Ukraine's justice minister is threatening to call for a state of emergency after demonstrators occupied the Justice Ministry and protests demanding the president's resignation spread.
Tensions remained high in Kiev on Monday as several dozen protesters from a group named Spilna Sprava (The Right Deed) seized control of the ministry building late on Sunday, smashing windows and erecting barricades outside.
Justice Minister Olena Lukash, who is taking part in negotiations between the opposition and President Viktor Yanukovich, said she would ask for the talks to be broken off if the building was not freed.
"I will be forced to ask the president of Ukraine to stop the talks if the building is not freed immediately and negotiators are not given a chance to find a peaceful solution to the conflict," Lukash told Ukraine's Inter channel.
If the protesters do not vacate the building, Lukash said she would also approach Ukraine's national security council with "a demand to discuss imposing a state of emergency in this country".
She did not specify a deadline for leaving.
Opposition leaders said reconciliatory gesture from Yanukovich was not enough to end the ex-Soviet country's worst crisis since independence and demanded snap elections this year.

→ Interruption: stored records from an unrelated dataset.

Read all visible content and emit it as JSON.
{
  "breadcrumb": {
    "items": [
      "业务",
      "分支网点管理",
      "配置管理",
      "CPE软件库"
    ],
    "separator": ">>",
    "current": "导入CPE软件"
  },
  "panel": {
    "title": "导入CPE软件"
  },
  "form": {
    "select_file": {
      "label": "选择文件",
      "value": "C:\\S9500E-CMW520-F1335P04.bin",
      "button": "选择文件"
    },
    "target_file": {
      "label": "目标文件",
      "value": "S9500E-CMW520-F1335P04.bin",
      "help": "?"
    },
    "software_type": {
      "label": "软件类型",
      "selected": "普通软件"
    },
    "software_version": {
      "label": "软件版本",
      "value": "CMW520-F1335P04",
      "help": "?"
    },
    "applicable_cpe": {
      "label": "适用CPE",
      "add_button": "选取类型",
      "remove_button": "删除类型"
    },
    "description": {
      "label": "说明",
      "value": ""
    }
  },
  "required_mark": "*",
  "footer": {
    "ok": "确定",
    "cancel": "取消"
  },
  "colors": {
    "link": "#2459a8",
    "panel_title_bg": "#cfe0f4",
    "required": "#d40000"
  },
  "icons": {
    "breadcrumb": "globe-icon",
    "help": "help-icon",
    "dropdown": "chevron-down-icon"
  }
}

The protests began more than two months ago over Yanukovich's rejection of a pact with the European Union under Russian pressure.
But they have now turned into an all-out bid to oust him from power.
Protesters have already attempted to blockade 14 of the 25 regional administrations, including in southern and eastern parts of the nation of 46 million that predominantly speak Russian and share an historical allegiance to Moscow.
The EU has urged dialogue between the two sides, a call echoed by Pope Francis, who voiced hope in his weekly Angelus prayer that "the search for common good may prevail in the hearts of all".
Under unprecedented pressure, Yanukovich on Saturday offered the opposition posts in government including that of prime minister, but his opponents said the offer fell short of their needs.
Yanukovich proposed sharing leadership with Fatherland party chief Arseniy Yatsenyuk as prime minister and UDAR (Punch) chief and former boxing champion Vitaly Klitschko as deputy prime minister.
Klitschko, who is believed to have a personal rivalry with Yatsenyuk, condemned the proposal in an interview with German newspaper Bild am Sonntag.
"This was a poisoned offer by Yanukovich designed to split our opposition movement," he was quoted as saying.
Opposition leaders have been careful, however, to neither accept nor explicitly reject Yanukovich's proposals.